Python int too large to convert to C long
AJFeng opened this issue · 2 comments
param_dict = {"s": range(50,600),
"Ts": range(20,100),
"Ts2": range(20,100),
"c":range(1,100),
"n_hidden1":range(100,1000),
"n_hidden2":range(10,100),
"n_hidden3":range(5,30),
"selected_range": [0.5,0.6,0.7,0.8,0.9]}
conf_Dict = dict()
conf_Dict['batch_size'] = 1
conf_Dict['num_iteration'] = 100
conf_Dict['domain_size'] = 50000
conf_Dict['initial_random'] = 1
@scheduler.parallel(n_jobs=2)
def objective(s,Ts,Ts2,c,n_hidden1,n_hidden2,n_hidden3,selected_range):
global X, Y, N, p
f1s=[]
accs=[]
all_common_numbers=[]
all_loss=[]
return random.randint(1, 100000)
error:
mango_results = tuner.minimize()
File ~\AppData\Local\anaconda3\envs\Ecoli\Lib\site-packages\mango\tuner.py:160 in minimize
return self.run()
File ~\AppData\Local\anaconda3\envs\Ecoli\Lib\site-packages\mango\tuner.py:147 in run
self.results = self.runBayesianOptimizer()
File ~\AppData\Local\anaconda3\envs\Ecoli\Lib\site-packages\mango\tuner.py:208 in runBayesianOptimizer
X_list, Y_list, X_tried = self.run_initial()
File ~\AppData\Local\anaconda3\envs\Ecoli\Lib\site-packages\mango\tuner.py:184 in run_initial
X_tried = self.ds.get_random_sample(self.config.initial_random)

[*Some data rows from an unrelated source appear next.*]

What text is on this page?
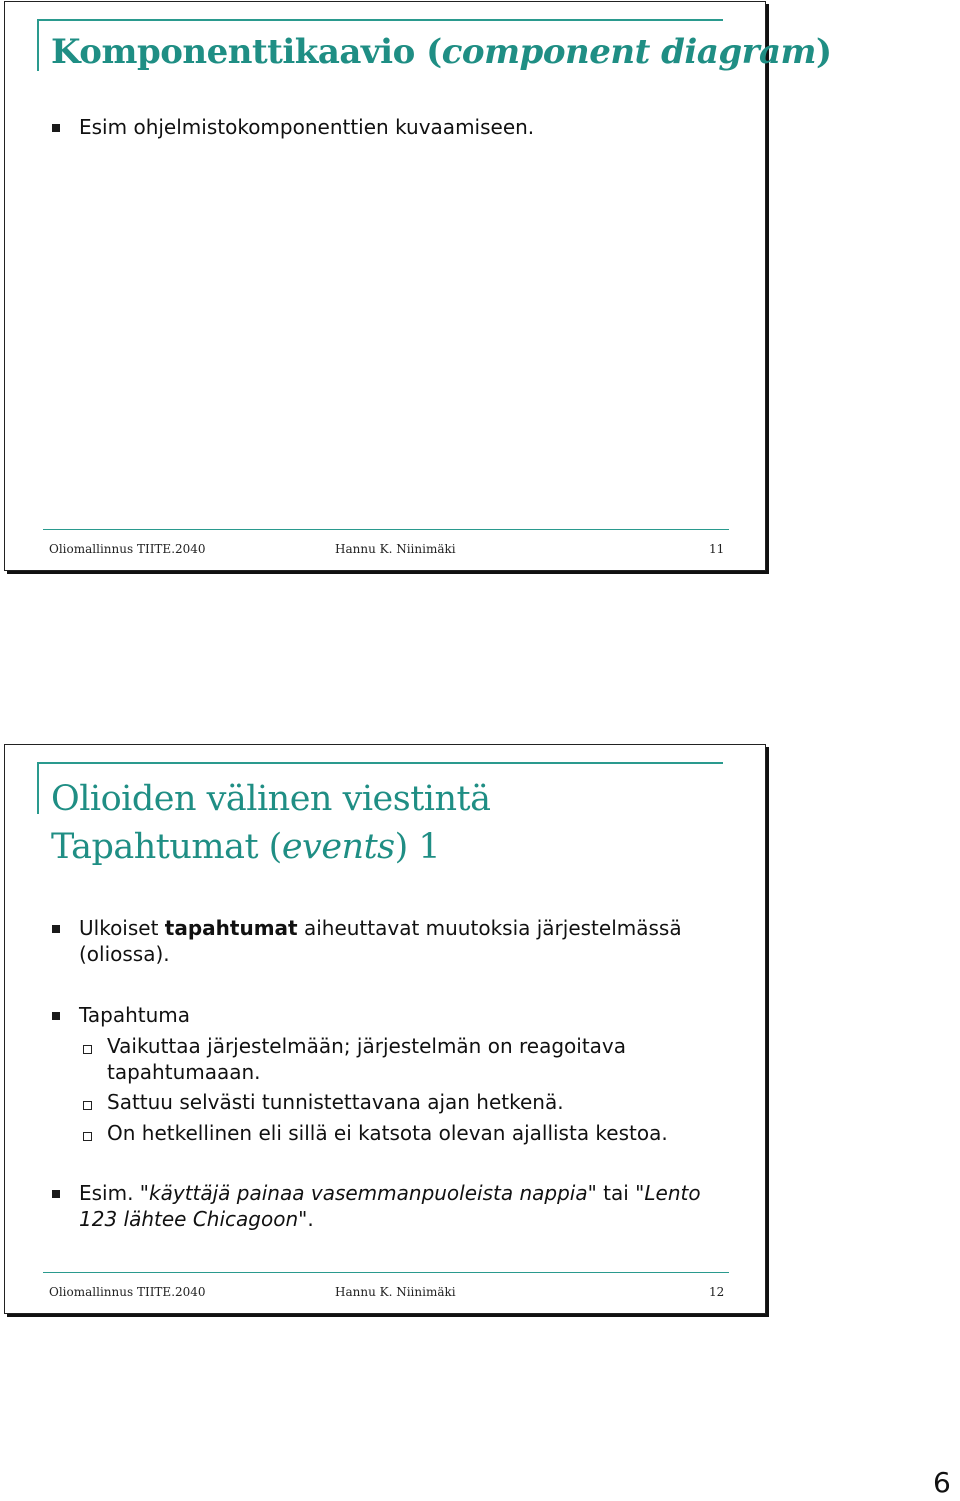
Komponenttikaavio (component diagram)
Esim ohjelmistokomponenttien kuvaamiseen.
Oliomallinnus TIITE.2040	Hannu K. Niinimäki	11
Olioiden välinen viestintä
Tapahtumat (events) 1
Ulkoiset tapahtumat aiheuttavat muutoksia järjestelmässä (oliossa).
Tapahtuma
Vaikuttaa järjestelmään; järjestelmän on reagoitava tapahtumaaan.
Sattuu selvästi tunnistettavana ajan hetkenä.
On hetkellinen eli sillä ei katsota olevan ajallista kestoa.
Esim. "käyttäjä painaa vasemmanpuoleista nappia" tai "Lento 123 lähtee Chicagoon".
Oliomallinnus TIITE.2040	Hannu K. Niinimäki	12
6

File ~\AppData\Local\anaconda3\envs\Ecoli\Lib\site-packages\mango\domain\domain_space.py:45 in get_random_sample
return self._get_random_sample(size)
File ~\AppData\Local\anaconda3\envs\Ecoli\Lib\site-packages\mango\domain\domain_space.py:63 in _get_random_sample
domain_list = list(BatchParameterSampler(self.param_dict, n_iter=size))

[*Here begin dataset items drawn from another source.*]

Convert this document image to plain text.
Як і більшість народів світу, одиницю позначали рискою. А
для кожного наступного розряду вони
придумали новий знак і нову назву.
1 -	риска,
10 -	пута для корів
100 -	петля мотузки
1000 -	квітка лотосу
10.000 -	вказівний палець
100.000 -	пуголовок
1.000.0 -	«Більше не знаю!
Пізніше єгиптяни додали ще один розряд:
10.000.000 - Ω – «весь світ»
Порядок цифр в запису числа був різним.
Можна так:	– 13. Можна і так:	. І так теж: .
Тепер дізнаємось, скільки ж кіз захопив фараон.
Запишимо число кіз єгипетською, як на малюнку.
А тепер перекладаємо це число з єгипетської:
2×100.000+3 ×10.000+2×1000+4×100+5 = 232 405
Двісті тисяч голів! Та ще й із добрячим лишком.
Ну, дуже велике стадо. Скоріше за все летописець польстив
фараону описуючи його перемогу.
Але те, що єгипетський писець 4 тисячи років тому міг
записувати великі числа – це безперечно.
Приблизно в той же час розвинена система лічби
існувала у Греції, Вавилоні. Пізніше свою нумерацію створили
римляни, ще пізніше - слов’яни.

File ~\AppData\Local\anaconda3\envs\Ecoli\Lib\site-packages\mango\domain\batch_parameter_sampler.py:49 in iter
for i in sample_without_replacement(grid_size, n_iter,
File sklearn\utils_random.pyx:218 in sklearn.utils._random.sample_without_replacement
OverflowError: Python int too large to convert to C long
Hi, I was able to start training as you can see in the collab notebook below:
https://colab.research.google.com/drive/1rxwzXMPIFHEcOU6dz_gev4rmiQhcrHZC?usp=sharing
But, my suggestion will be to reduce the search space complexity. This is an extremely large search space.
Search space size = 550*80*80*100*900*90*25*5 = 3*e15 values
, which are too large to handle during sampling, and to get good results.
Something as below:
param_dict = {"s": range(50,600, 30),
"Ts": range(20,100, 10),
"Ts2": range(20,100, 10),
"c":range(1,100, 10),
"n_hidden1":range(100,1000, 30),
"n_hidden2":range(10,100, 10),
"n_hidden3":range(5,30, 5),
"selected_range": [0.5,0.6,0.7,0.8,0.9]}
You can start from a small space, and then fine-tune the model near the best parameters which you previously found.
Thank you so much for the quick response. Yes, this one works and really makes sense to me.